Saturday, October 3, 2015

Daniel Burton-Rose - Creating a Movement with Teeth: A Documentary History of the George Jackson Brigade



 Daniel Burton-Rose is a sixth year doctoral candidate specializing in religious discourse in late imperial China. He spent the 2013-14 academic year conducting researching in Suzhou supported by a Fulbright Fellowship. His dissertation is titled: “The Religious Lives of Qing Dynasty Literati-Officials: Ancestor Reverence, Spirit-Writing, and Temple Patronage among the Peng Clan of Suzhou, 1650s-1790s.”

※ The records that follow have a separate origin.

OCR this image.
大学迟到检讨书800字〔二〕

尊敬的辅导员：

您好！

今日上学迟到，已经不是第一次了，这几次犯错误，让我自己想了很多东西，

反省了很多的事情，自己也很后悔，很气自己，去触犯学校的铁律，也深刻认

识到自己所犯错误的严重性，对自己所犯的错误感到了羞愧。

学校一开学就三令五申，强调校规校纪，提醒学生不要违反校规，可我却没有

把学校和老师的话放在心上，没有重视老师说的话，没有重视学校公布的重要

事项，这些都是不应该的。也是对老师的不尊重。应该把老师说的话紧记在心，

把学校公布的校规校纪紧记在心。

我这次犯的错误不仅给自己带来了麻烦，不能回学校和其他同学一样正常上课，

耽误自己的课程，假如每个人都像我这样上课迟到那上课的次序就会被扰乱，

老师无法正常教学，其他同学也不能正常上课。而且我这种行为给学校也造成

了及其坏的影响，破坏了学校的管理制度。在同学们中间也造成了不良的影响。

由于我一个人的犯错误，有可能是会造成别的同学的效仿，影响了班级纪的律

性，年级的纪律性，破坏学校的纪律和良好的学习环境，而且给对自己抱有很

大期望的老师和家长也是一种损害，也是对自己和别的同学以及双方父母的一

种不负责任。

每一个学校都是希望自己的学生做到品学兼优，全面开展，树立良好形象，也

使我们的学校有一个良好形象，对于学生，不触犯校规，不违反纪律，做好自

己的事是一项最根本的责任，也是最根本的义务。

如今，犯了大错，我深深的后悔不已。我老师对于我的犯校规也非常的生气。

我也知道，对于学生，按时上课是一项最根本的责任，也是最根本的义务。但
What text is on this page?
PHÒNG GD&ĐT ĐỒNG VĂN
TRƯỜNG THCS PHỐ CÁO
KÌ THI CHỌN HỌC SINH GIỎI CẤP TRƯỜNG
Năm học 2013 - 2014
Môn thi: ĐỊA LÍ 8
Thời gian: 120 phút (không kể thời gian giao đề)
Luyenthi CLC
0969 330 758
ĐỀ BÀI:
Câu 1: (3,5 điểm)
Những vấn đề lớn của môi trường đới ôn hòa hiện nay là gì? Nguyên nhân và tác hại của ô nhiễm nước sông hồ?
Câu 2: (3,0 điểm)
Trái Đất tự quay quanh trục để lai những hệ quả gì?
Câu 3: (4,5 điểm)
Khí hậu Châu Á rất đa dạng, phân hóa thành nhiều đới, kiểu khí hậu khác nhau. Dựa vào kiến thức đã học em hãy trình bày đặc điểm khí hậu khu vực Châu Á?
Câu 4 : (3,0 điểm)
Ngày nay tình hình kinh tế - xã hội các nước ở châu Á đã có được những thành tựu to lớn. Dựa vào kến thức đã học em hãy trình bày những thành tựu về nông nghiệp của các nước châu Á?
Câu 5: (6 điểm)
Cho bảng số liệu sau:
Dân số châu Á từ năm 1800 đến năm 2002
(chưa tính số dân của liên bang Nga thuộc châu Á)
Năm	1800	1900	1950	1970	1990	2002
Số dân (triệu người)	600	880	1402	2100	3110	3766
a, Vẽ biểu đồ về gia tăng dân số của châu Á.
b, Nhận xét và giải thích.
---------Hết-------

 Creating a Movement with Teeth: A Documentary History of the George Jackson Brigade



“We are cozy cuddly/armed and dangerous/and we will/raze the fucking prisons/to the ground.” In an attempt to deliver on this promise, the George Jackson Brigade launched a violent three-year campaign in the mid-1970s against corporate and state institutions in the Pacific Northwest. This campaign, conceived by a group of blacks and whites, both straight and gay, claimed fourteen bombings, as many bank robberies, and a jailbreak. Drawing on extensive interviews with surviving members of the George Jackson Brigade, Guerrilla USA provides an inside-out perspective on the social movements of the 1970s, revealing the whole era in a new and more complex light. It is also a compelling exploration of the true nature of crime and a provocative meditation on the tension between self-restraint and anger in the process of social change.